With this in mind, how do we move beyond our current state of being and living?  For Black History month – which is really American history told from a perspective many people have not considered – why not engage in one of the following exercises?

• Spend some time reviewing your own experience(s) with people of color.  (African-Americans in February,  but do the same for other non-Caucasian groups as well).  Recall when you first encountered them; how you felt; what you thought and who taught you about “those people.”  Walk through your life history to see what you discover. Trace your self-understanding by keeping a journal of such experiences.

• Speak with African-American relatives, friends or colleagues about their experiences of walking, driving or simply being in another neighborhood where they did not live.

• During Black History month, intentionally choose to read biographies of significant African-American figures ranging from the celebrated Dr. Martin Luther King, Jr. to an entire host of politicians, scholars, educators, scientists, artists, activists, entertainment figures and others to learn of the many contributions African-Americans have made to American life.

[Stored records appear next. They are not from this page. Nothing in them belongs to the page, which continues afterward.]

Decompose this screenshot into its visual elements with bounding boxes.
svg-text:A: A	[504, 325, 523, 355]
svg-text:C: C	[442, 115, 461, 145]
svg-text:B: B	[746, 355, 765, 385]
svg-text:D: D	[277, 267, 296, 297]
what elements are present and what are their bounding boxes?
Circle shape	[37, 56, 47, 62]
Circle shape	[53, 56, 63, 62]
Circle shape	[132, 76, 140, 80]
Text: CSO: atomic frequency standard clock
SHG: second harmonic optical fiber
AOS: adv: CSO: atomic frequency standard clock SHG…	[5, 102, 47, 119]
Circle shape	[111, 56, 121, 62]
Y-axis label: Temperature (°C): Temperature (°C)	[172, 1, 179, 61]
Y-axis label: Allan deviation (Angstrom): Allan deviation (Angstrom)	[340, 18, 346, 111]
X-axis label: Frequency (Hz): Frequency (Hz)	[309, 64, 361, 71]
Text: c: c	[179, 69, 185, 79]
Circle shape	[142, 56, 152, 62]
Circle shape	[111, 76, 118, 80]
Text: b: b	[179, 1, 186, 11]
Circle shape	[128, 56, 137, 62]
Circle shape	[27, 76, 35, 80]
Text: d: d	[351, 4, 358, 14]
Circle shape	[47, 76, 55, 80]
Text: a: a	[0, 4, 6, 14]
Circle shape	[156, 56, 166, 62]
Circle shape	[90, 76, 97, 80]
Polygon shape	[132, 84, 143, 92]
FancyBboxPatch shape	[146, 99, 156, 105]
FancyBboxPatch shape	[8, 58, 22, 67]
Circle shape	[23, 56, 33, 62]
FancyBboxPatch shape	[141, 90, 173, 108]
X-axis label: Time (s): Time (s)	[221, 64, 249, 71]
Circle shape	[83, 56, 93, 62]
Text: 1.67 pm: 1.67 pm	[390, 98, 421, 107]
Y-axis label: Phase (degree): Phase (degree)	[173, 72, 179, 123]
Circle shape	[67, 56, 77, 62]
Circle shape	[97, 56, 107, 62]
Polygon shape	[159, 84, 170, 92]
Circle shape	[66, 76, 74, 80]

• Read collections like Taylor Branch’s three-volume history of the Civil Rights movement.

• More recent analyses of what is now defined as “white privilege” can be found in the following books: The Scandal of White Complicity in US Hyper-incarceration: A Nonviolent Spirituality of White Resistance, by Alex Mikulich, Laurie Cassidy, Margaret Pfeil, Interrupting White Privilege: Catholic Theologians Break the Silence, edited by Alex Mikulich, and Laura Cassidy, Dismantling Racism: The Continuing Challenge to White America, by Joseph Barndt, The New Jim Crow: Mass Incarceration in the Age of Colorblindness, by Michelle Alexander. Alexander’s book is especially important in light of the demonstrations of the past several months following the deaths of Michael Brown, et al.

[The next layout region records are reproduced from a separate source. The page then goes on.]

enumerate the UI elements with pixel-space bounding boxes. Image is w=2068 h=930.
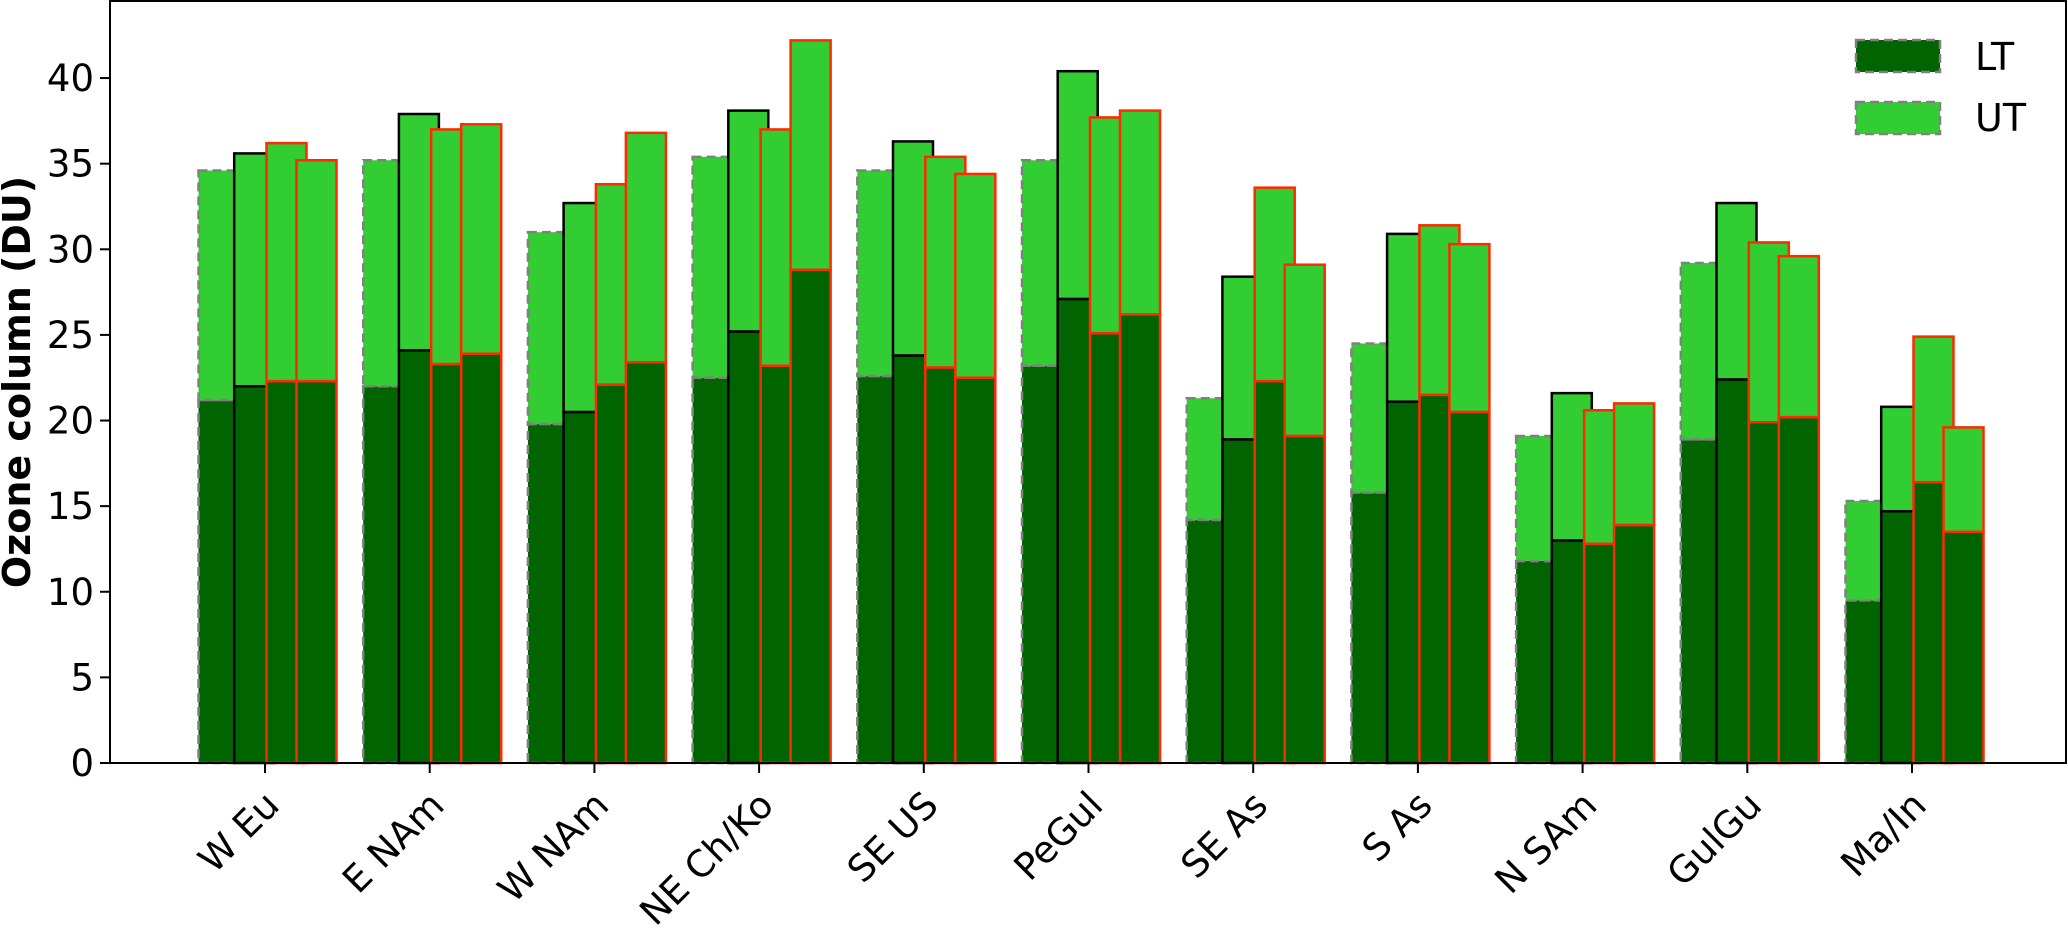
bar-lt (1448, 410, 1491, 765)
bar-lt (361, 385, 405, 765)
bars-layer (197, 39, 1985, 765)
bar-ut (1350, 342, 1393, 494)
y-axis-label: Ozone column (DU) (0, 176, 39, 588)
bar-lt (1185, 518, 1228, 765)
bar-lt (295, 379, 338, 765)
y-tick-label: 30 (47, 228, 94, 271)
x-tick-label: E NAm (334, 783, 452, 901)
x-tick-label: NE Ch/Ko (631, 783, 781, 930)
bar-ut (856, 169, 899, 378)
x-tick-label: GulGu (1659, 783, 1770, 894)
legend-swatch-ut (1854, 100, 1942, 136)
bar-ut (1777, 254, 1821, 419)
bar-ut (1283, 263, 1326, 438)
legend-swatch-lt (1854, 38, 1942, 74)
x-tick-label: N SAm (1487, 783, 1606, 902)
legend-label-lt: LT (1975, 35, 2015, 79)
bar-ut (1185, 397, 1228, 522)
x-tick-label: PeGul (1006, 783, 1111, 888)
legend: LT UT (1854, 35, 2027, 140)
y-axis: 0 5 10 15 20 25 30 35 40 (47, 57, 110, 785)
x-tick-label: Ma/In (1833, 783, 1935, 885)
bar-ut (1020, 158, 1064, 367)
bar-lt (1679, 438, 1723, 765)
x-tick-label: SE As (1173, 783, 1276, 886)
bar-lt (1612, 523, 1656, 765)
y-tick-label: 15 (47, 485, 94, 528)
bar-ut (1118, 109, 1162, 316)
bar-ut (789, 39, 832, 272)
bar-ut (526, 230, 570, 426)
bar-lt (1844, 599, 1887, 765)
bar-ut (1612, 402, 1656, 527)
bar-ut (1448, 242, 1491, 414)
bar-ut (1679, 261, 1723, 441)
y-tick-label: 20 (47, 400, 94, 443)
bar-lt (1118, 313, 1162, 765)
y-tick-label: 25 (47, 314, 94, 357)
bar-lt (954, 376, 997, 765)
bar-lt (1350, 491, 1393, 765)
bar-lt (1514, 559, 1558, 765)
bar-ut (624, 131, 668, 364)
y-tick-label: 5 (70, 656, 94, 699)
y-tick-label: 40 (47, 57, 94, 100)
bar-ut (1844, 499, 1887, 602)
y-tick-label: 35 (47, 143, 94, 186)
legend-label-ut: UT (1975, 96, 2027, 140)
bar-lt (624, 361, 668, 765)
bar-lt (1942, 530, 1985, 765)
bar-lt (526, 422, 570, 765)
bar-lt (459, 352, 503, 765)
bar-ut (361, 158, 405, 388)
bar-lt (856, 374, 899, 765)
bar-lt (197, 398, 240, 765)
y-tick-label: 10 (47, 571, 94, 614)
bar-lt (1777, 415, 1821, 765)
bar-lt (1283, 434, 1326, 765)
x-tick-label: W Eu (190, 783, 288, 881)
bar-lt (691, 376, 734, 765)
x-tick-label: SE US (839, 783, 947, 891)
bar-ut (1942, 426, 1985, 534)
x-axis: W Eu E NAm W NAm NE Ch/Ko SE US PeGul SE As S A… (190, 763, 1935, 930)
bar-ut (954, 172, 997, 379)
bar-ut (295, 158, 338, 383)
bar-lt (1020, 364, 1064, 765)
bar-ut (1514, 434, 1558, 563)
bar-lt (789, 268, 832, 765)
x-tick-label: S As (1354, 783, 1441, 870)
bar-ut (691, 155, 734, 379)
bar-ut (459, 123, 503, 355)
y-tick-label: 0 (70, 742, 94, 785)
x-tick-label: W NAm (490, 783, 618, 911)
bar-ut (197, 169, 240, 402)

• Read insightful commentators like educator and theologian Michael Eric Dyson and his insightful responses to certain Caucasian commentators who hold up segments of King’s famous “I Have a Dream” speech, highlighting those pertaining to his desire that children and adults be evaluated on their character and not their race.  See his brilliant expose of the dangers of taking a phrase from a speech without examining the historical context of the speech or the greater historical context of Martin Luther King’s life.  King literally despaired, until the day he was assassinated, that virulent racism would never be overcome because it was so deeply ingrained in American culture.

• Watch the remarkable PBS documentary “Eyes on the Prize,” films like “The Hurricane,” “Amistad” or more recently “42” or “Selma” for examples of incredible courage and perseverance. Spike Lee’s controversial 1989 film “Do the Right Thing” or Steven Speilberg’s “The Color Purple” open up the complexity of race issues and are excellent conversation starters.

• If you are a person of faith, consult your own tradition’s statements, teachings, etc. on racism.

All this said, do African-Americans claim to be perfect?  Do they claim they have no faults?  Do they not stumble and fall like everyone else?  Do they also struggle with people of different ethnic groups?  Do they see themselves or their communities beyond criticism?  I’ve yet to meet an African-American who would ever honestly say this.

As a former high school social studies teacher, I intentionally walked my U.S. history and government students through the hardships experienced by different groups of people who came to our shores by choice or force.  I encouraged them to look honestly at the past.  At the same time, while I acknowledged white guilt is a plausible response, it cannot be the only one nor can it end there. The greater challenge is to see that the errors of past are not repeated in our lifetimes.

If we are to truly overcome the legacy of racism in our own country, the real work has only begun.  It can never be resolved solely in legislative houses and courtrooms.  Rather it will slowly be overcome when all Americans enter deeply into the chambers of their own hearts and memories to recognize the demons within and cry for their own redemption.